Créer des emplacements réservés à la construction de logements

Créer des emplacements réservés à la construction de logements

Rapport du 119e Congrès des notaires de France - Dernière date de mise à jour le 31 janvier 2023
– Vocation et réglementation. – La vocation de cette servitude est de préserver une emprise portant sur un ou plusieurs terrains déterminés dans le PLU en vue de favoriser la mixité sociale.
Ces emplacements sont réglementés par les dispositions des articles L. 151-41, 4° et R. 151-38, 1° du Code de l’urbanisme. Le règlement peut délimiter des terrains sur lesquels sont institués, dans les zones urbaines et à urbaniser, des emplacements réservés en vue de la réalisation, dans le respect des objectifs de mixité sociale, de programmes de logements qu’il définit. Les documents graphiques les délimitent en précisant la nature des programmes.
– Pour quels bénéficiaires ? – Les dispositions de l’article L. 152-2 du Code de l’urbanisme, prévoient que le bénéficiaire d’un emplacement réservé est une collectivité publique (État, région, département, commune, établissement public de coopération intercommunale) ou un service public (établissement public ou personne privée titulaire d’une délégation, société d’économie mixte…). Il doit être précisé qu’il ne peut y avoir qu’un seul bénéficiaire par emplacement réservé.
– Intérêt. – La visualisation par les documents graphiques permet d’appréhender de manière plus fine, les portions de territoires ou simples unités foncières qui seraient disponibles pour développer une offre de logements sociaux, tout en étant pas réservé uniquement à ce type de logements. Cette approche peut être mise en œuvre également pour tous les types de logement (mais toujours sous un prisme de mixité sociale) qui feraient défaut dans la commune. Il peut s’agir de logements pour étudiants, pour des actifs saisonniers ou même pour des logements locatifs du secteur libre si la commune compte déjà au contraire de nombreux logements sociaux.
Il est donc possible de constituer des réserves foncières et de conserver la disponibilité des emprises nécessaires pour la mise en œuvre des programmes. Dans ces zones, les rédacteurs du PLU pourront alors imposer des contraintes précises comme un pourcentage minimum de surface de plancher destiné à la réalisation des types de logements prévus ou un nombre minimum de logements à construire, en spécifiant si nécessaire les catégories de logements concernées.

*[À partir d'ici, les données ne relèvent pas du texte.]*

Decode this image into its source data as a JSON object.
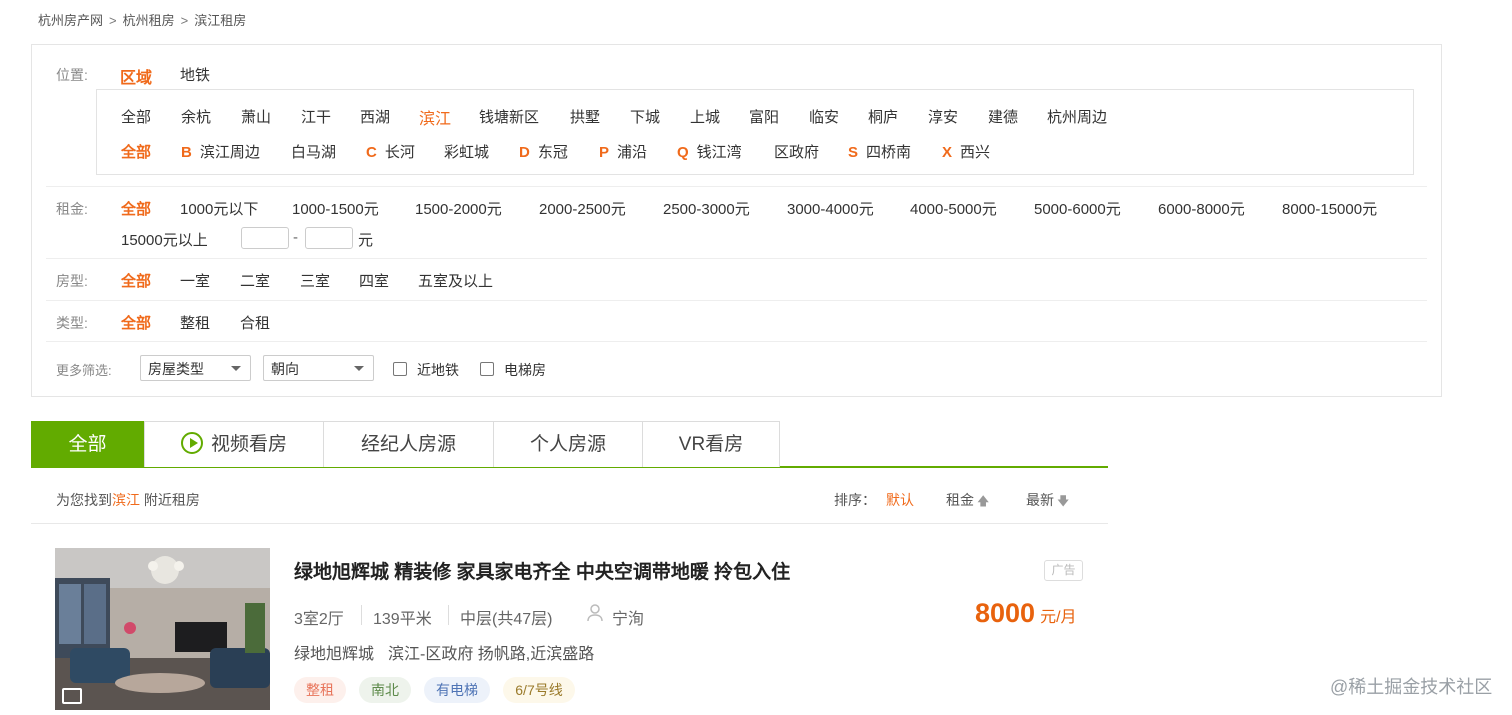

Les propriétés concernées deviennent ainsi inconstructibles pour la réalisation d’un autre objet que celui fixé par cette réserve (sauf pour des ouvrages à caractère précaire).

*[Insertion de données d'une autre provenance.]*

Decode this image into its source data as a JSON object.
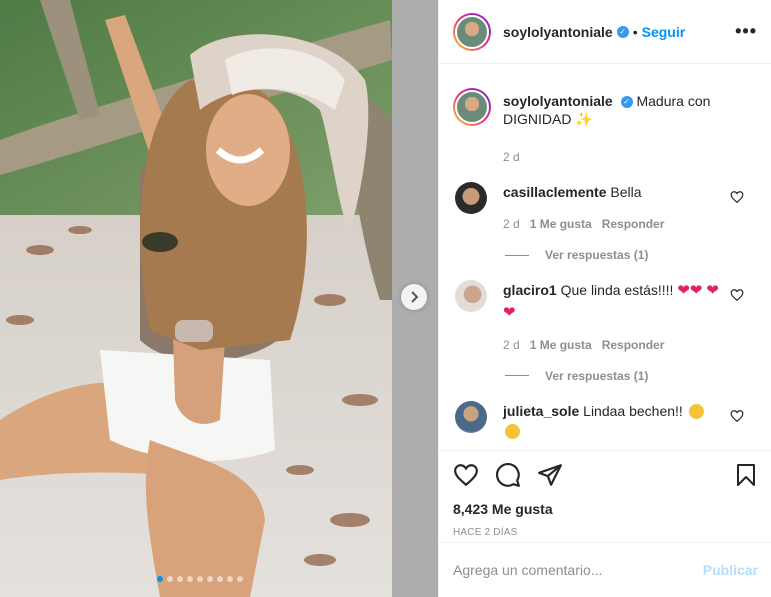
{
  "post": {
    "username": "soylolyantoniale",
    "follow_label": "Seguir",
    "bullet": "•",
    "more": "•••",
    "caption_text": "Madura con DIGNIDAD",
    "caption_time": "2 d",
    "likes": "8,423 Me gusta",
    "ago": "HACE 2 DÍAS"
  },
  "comments": [
    {
      "user": "casillaclemente",
      "text": "Bella",
      "time": "2 d",
      "likes": "1 Me gusta",
      "reply": "Responder",
      "view_replies": "Ver respuestas (1)"
    },
    {
      "user": "glaciro1",
      "text": "Que linda estás!!!!",
      "time": "2 d",
      "likes": "1 Me gusta",
      "reply": "Responder",
      "view_replies": "Ver respuestas (1)"
    },
    {
      "user": "julieta_sole",
      "text": "Lindaa bechen!!"
    }
  ],
  "composer": {
    "placeholder": "Agrega un comentario...",
    "publish": "Publicar"
  },
  "carousel": {
    "total": 9,
    "active": 0
  },
  "colors": {
    "link": "#0095f6",
    "verified": "#3897f0",
    "publish_disabled": "#b2dffc",
    "muted": "#8e8e8e"
  }
}
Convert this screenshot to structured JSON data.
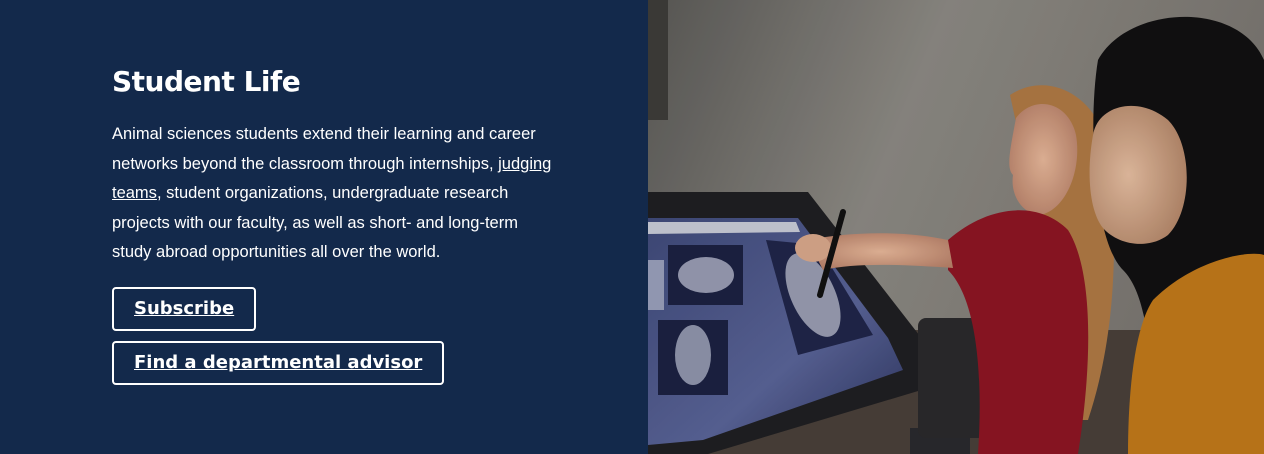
{
  "section": {
    "title": "Student Life",
    "body_before_link": "Animal sciences students extend their learning and career networks beyond the classroom through internships, ",
    "link_text": "judging teams",
    "body_after_link": ", student organizations, undergraduate research projects with our faculty, as well as short- and long-term study abroad opportunities all over the world."
  },
  "buttons": {
    "subscribe_label": "Subscribe",
    "advisor_label": "Find a departmental advisor"
  },
  "colors": {
    "panel_bg": "#13294b",
    "text": "#ffffff"
  }
}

– Conséquences pour le propriétaire. – Les dispositions de l’article L. 152-2 du Code de l’urbanisme confère, aux propriétaires concernés par un emplacement réservé, la possibilité de faire valoir leur droit de délaissement afin de mettre les bénéficiaires en demeure d’acquérir le terrain ou de lever la réserve. Il peut donc, dès que le PLU est rendu opposable, exiger de la collectivité publique ou du service public au bénéfice duquel le terrain a été réservé qu’il soit procédé à son acquisition dans les conditions et délais mentionnés aux articles L. 230-1 et suivants du Code de l’urbanisme.
Si la collectivité ne se rend pas acquéreur du bien, les limitations au droit de construire et la réserve ne lui sont plus opposables.
– Contrôle. – Le Conseil d’État a une conception large des pouvoirs des auteurs du PLU en ce qui concerne la définition du programme de logements à réaliser sur un emplacement réservé (le propriétaire pouvant alors demander l’acquisition par la commune par la voie du délaissement).
La cour d’appel de Marseille, dans un arrêt du 2 juillet 2015067 a considéré que la création d’emplacements réservés pour la réalisation de programmes de logements « dans le respect des objectifs de mixité sociale » n’implique pas que le programme de logements justifiant la mise en place de l’emplacement réservé mette lui-même en œuvre une démarche de mixité et qu’il pouvait s’inscrire dans une politique plus large dont il constitue l’un des éléments (le fait que ce programme se composait de 100 % de logements sociaux ne constituait pas une violation des dispositions de l’ancien article L. 123-2, aujourd’hui article L. 151-41 du Code de l’urbanisme), dès lors que la politique globale de la commune répondait bien à un objectif de mixité sociale.
La cour d’appel de Lyon dans un arrêt du 19 novembre 2019068 a considéré que les secteurs ainsi réservés ne pouvaient être destinés à accueillir exclusivement des actifs (logements pour le personnel saisonnier travaillant dans la station de ski). Il n’est ainsi pas possible de délimiter une seule catégorie de personnes puisque cela serait contraire aux objectifs de mixité sociale.